Rhythm Pharmaceuticals, Inc. (Nasdaq: RYTM), a commercial-stage
biopharmaceutical company committed to transforming the care of
people living with rare genetic diseases of obesity, today
announced that the U.S. Food and Drug Administration (FDA) has
approved the Company’s supplemental New Drug Application (sNDA) for
IMCIVREE® (setmelanotide), a melanocortin-4 receptor (MC4R)
agonist, for patients with Bardet-Biedl syndrome (BBS).
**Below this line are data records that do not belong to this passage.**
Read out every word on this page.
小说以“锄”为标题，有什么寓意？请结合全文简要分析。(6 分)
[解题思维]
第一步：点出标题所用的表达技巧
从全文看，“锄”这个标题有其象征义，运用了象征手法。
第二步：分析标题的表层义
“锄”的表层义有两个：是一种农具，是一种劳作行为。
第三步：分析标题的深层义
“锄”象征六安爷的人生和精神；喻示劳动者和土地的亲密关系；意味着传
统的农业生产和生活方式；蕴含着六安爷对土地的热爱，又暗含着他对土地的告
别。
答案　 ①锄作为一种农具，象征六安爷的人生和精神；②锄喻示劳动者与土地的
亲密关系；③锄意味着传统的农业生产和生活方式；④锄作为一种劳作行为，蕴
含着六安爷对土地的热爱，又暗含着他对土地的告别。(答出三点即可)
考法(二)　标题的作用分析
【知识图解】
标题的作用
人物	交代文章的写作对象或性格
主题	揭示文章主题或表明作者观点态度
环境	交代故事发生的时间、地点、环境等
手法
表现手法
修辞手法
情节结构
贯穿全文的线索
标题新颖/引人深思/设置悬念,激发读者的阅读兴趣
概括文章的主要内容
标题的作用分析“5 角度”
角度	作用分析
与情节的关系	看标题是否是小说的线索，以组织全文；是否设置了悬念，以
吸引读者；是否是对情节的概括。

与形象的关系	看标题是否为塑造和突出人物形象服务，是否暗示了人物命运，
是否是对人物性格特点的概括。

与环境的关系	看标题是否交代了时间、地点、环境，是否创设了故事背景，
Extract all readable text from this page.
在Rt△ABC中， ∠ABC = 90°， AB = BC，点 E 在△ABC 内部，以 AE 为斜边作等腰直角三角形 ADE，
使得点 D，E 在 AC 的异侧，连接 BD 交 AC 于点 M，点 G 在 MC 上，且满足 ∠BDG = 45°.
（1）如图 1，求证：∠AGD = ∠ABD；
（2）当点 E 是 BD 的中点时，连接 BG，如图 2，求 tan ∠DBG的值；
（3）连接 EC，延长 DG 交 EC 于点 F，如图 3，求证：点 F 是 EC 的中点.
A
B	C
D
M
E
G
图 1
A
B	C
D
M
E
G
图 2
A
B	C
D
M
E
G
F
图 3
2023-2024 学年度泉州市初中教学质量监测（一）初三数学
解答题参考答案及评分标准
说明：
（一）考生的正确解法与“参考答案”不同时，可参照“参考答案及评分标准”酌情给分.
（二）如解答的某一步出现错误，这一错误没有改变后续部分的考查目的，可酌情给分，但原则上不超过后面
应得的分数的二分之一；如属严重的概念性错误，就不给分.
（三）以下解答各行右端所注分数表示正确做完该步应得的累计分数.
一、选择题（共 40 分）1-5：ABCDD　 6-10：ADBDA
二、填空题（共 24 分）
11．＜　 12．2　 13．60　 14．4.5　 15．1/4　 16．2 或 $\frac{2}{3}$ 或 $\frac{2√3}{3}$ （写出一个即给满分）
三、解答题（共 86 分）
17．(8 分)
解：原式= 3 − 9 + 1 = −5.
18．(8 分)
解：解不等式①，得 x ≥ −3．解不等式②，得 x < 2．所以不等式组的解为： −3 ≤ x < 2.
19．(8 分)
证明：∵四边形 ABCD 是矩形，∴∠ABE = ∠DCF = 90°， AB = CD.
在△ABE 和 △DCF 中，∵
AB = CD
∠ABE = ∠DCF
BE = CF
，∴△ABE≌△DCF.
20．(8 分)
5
With today’s approval, IMCIVREE is indicated for chronic weight
management in adult and pediatric patients 6 years old and older
with monogenic or syndromic obesity due to proopiomelanocortin
(POMC), proprotein convertase subtilisin/kexin type 1 (PCSK1) or
leptin receptor (LEPR) deficiency, or BBS.
“This FDA approval represents a significant milestone for
Rhythm, validating our strategy of developing IMCIVREE for people
with hyperphagia and severe obesity caused by rare MC4R-pathway
diseases and allowing us to provide our precision therapy to an
established community of patients living with BBS and their
families who are eagerly awaiting a new treatment option,” said
David Meeker, M.D., Chair, President and Chief Executive Officer of
Rhythm. “Leveraging the robust infrastructure we put in place
following the initial approval of IMCIVREE for obesity due to
biallelic POMC, PCSK1 or LEPR deficiency and our new high-touch
patient support services to assist patients throughout the journey
from diagnosis to ongoing treatment, we are able to make IMCIVREE
available for BBS immediately. We look forward to delivering this
important medicine to the growing community of patients and
families in need of options that can effectively address the
obesity and hyperphagia that affect many people living with
BBS.”
IMCIVREE was initially approved by the FDA in November 2020 for
chronic weight management in adult and pediatric patients 6 years
of age and older with obesity due to POMC, PCSK1 or LEPR
deficiency. IMCIVREE’s label was updated today to include an
FDA-approved test developed under a post-marketing commitment to
confirm variants in POMC, PCSK1 or LEPR genes
that are interpreted as pathogenic, likely pathogenic, or of
uncertain significance (VUS).
IMCIVREE is not indicated for the treatment of patients with
obesity due to suspected POMC, PCSK1 or LEPR deficiency with POMC,
PCSK1 or LEPR variants classified as benign or likely benign, or
other types of obesity not related to POMC, PCSK1 or LEPR
deficiency, or BBS, including obesity associated with other genetic
syndromes and general (polygenic) obesity.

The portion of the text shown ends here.